Dance of the Vampires is a stylish antidote to the current slew of vampire films. Hilarious, grotesque and weirdly compelling, it was Polanski’s first real acting performance (as Alfred, the apprentice) and his first outing in Panavision colour. Douglas Slocombe’s expert camerawork compliments the fabulous sets inspired by Eastern European folklore and, in particular, Jewish folklore showcased in the heightened performances of Alfie Bass and Jessica Robins as the Innkeepers, Mr and Mrs Shagal.
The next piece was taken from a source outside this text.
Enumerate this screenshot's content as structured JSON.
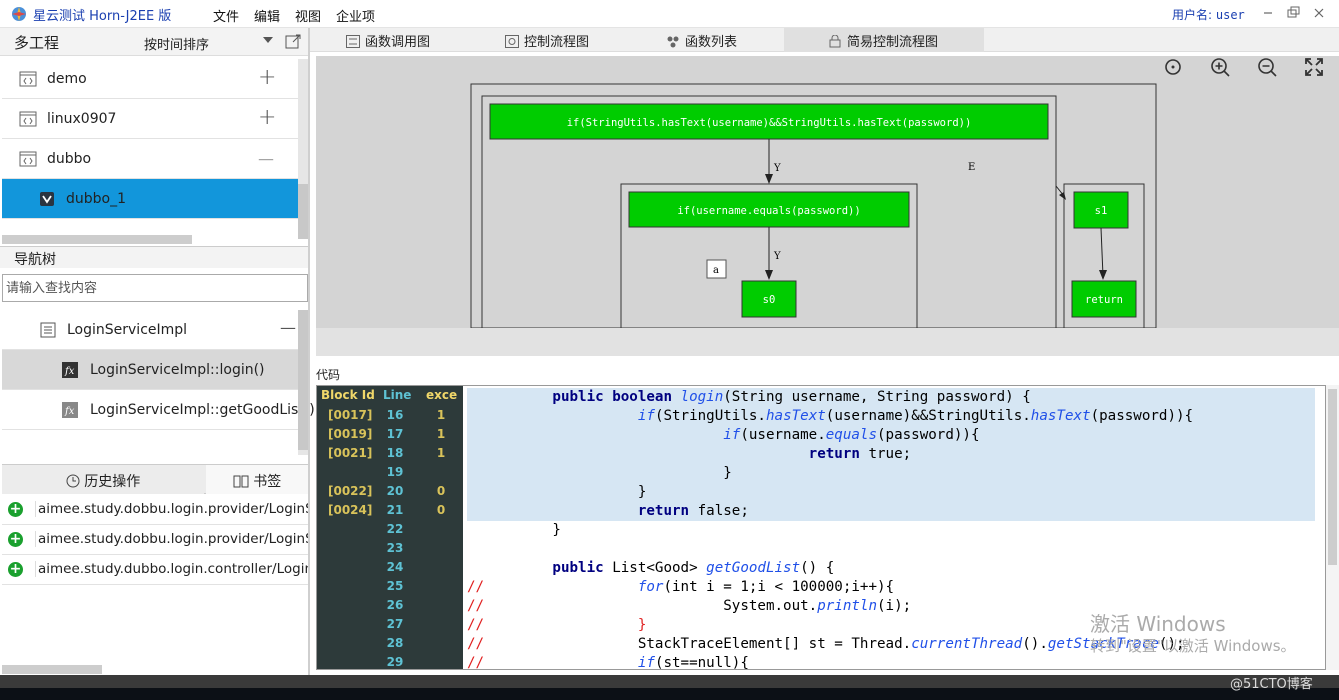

There are also some lewd moments keeping the tone light, but occasionally running the risk of it drifting into Carry On territory. The first half of this horror spoof set in a Transylvanian boarding house is uneven and slightly jumpy. It also suffered from being heavily edited down from 148mins to 91 mins but the film improves dramatically once the Professor and Alfred move on to the Vampire’s castle.
Polanski was a keen painter and echoes of Marc Chagall’s surrealism can be seen in the costumes and imagery. In fact, the film explores the lightless of tone in Polish folkloric culture that we don’t get to hear about in baroque folklore and is actually a far cry from the style of Hammer House of Horror.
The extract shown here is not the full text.